Соловецкое чудотворство - [22]
Вот к этому схимнику и приполз беглец. Он бы ушёл, чтоб старца не подводить, да сил не было, разум помутился, чувств он лишился. А очнулся во тьме — мохом и сырой землёй пахнет, будто в могиле, но слабый огонёк мигает — понял он, что в землянке, приподнялся и старца увидел — на коленях молится. Рад беглец пристанищу, да неймётся ему, дрожит весь, озноб не унимается. И оставаться нельзя, понимает, что подведёт святого старца, и остаться хочется, посмотреть на последнего подвижника русской земли. Посидел он так, а холодно ему — ох и холодно! — нам-то с вами в этом сыром каземате — чистая баня! — и пополз к выходу, да задел что-то, крышка это была от домовины, она и хлопнула. Старец оглянулся, зна́ком к себе беглеца позвал. Беглец к нему как к живой иконе припал. Старец взирает на него, как с иконы, пытливо и сурово, но и доверчиво так-то, понимающе. «Я сейчас, я уйду…» — лепечет беглец, а сам дрожит. Старец сделал рукой запретительный знак, повелевает встать. Тот поднялся шатаясь. Старец указывает на домовину — ложись, мол. Тот отшатнулся, ужас пронял. Старец, похоже, даже улыбнулся — глаза посветлели и кивнул головой — ничего, мол, не бойся. Понял беглец, что старец отдаёт ему своё ложе, но всё ещё не мог решиться. Тогда старец тихонько коснулся его рукой и опять в глаза посмотрел. Теплее стало замученному человеку от этого прикосновения и взгляда — токи бесконечного добра передались ему, и повиновался он старцу, снял сырую одежду, а старец ему белый саван подал, он его надел и лёг в домовину, как в вечную постель. И так-то хорошо и тепло ему, как давным-давно в детской колыбельке было, когда лежишь, глазёнки таращишь, а над тобой родная маменька склонилась…
Вот и скажи мне теперь, писатель, что дальше-то будет?

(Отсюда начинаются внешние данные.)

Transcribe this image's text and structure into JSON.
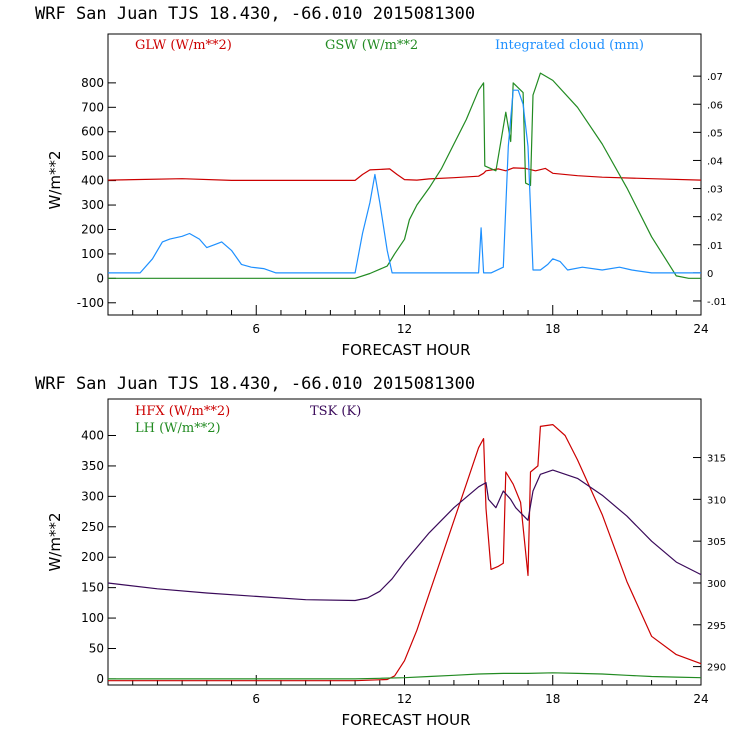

Всё ты упрекаешь меня, что чудотворю я, выдумываю, вру то есть, ну так возьми и за меня дальше придумай, а то я, честно говоря, притомился. Не можешь так сразу? Вот то-то и оно, что придумывать трудно, а сказывать просто. Не выдумываю я, а сказываю всем на потребу — и трудягам, и доходягам, и вохре, и операм. Они же, сердешные, на мне кормятся, целый сексотный штат вокруг меня держат. Ну а на сегодня дадим-ка им передохнуть — время позднее, вставать рано, надо ж успеть им к утру рапортичку подготовить, а нам с писателем сей легенде исход…
Вот какое продолжение придумал наш писатель. Я уж своими словами обскажу, чтоб слог не портить.
Утро начинается. В лагере развод на работы. И видят — идёт к вахте человек, странный такой — старец ветхий в чёрном одеянии, а поверх его схимы — лагерная роба одета. Идёт, значит, и встаёт в ряд колонны. Ну тут общее замешательство, старца от всех отделяют, а он стоит и смотрит, как посланец небес, как пророк древний на нечестивых. И не знают, что с ним делать, и сочинитель тоже не знает. Начал-то он хорошо, да запутался: куда ему старца деть и куда беглеца пристроить? Задумка-то была, верно, недурна: что ещё мог схимник сделать, чтоб беглеца спасти, как только собой пожертвовать, по-евангельски «душу свою за други своя», и лагерная роба на схиме святой впечатляет, как символ бесчестия и поругания нашей матушки православной Церкви, да и достоевщинкой сей сюжет попахивает… Можно так сочинять, можно… Ну а сказ-то, он по-другому выходит.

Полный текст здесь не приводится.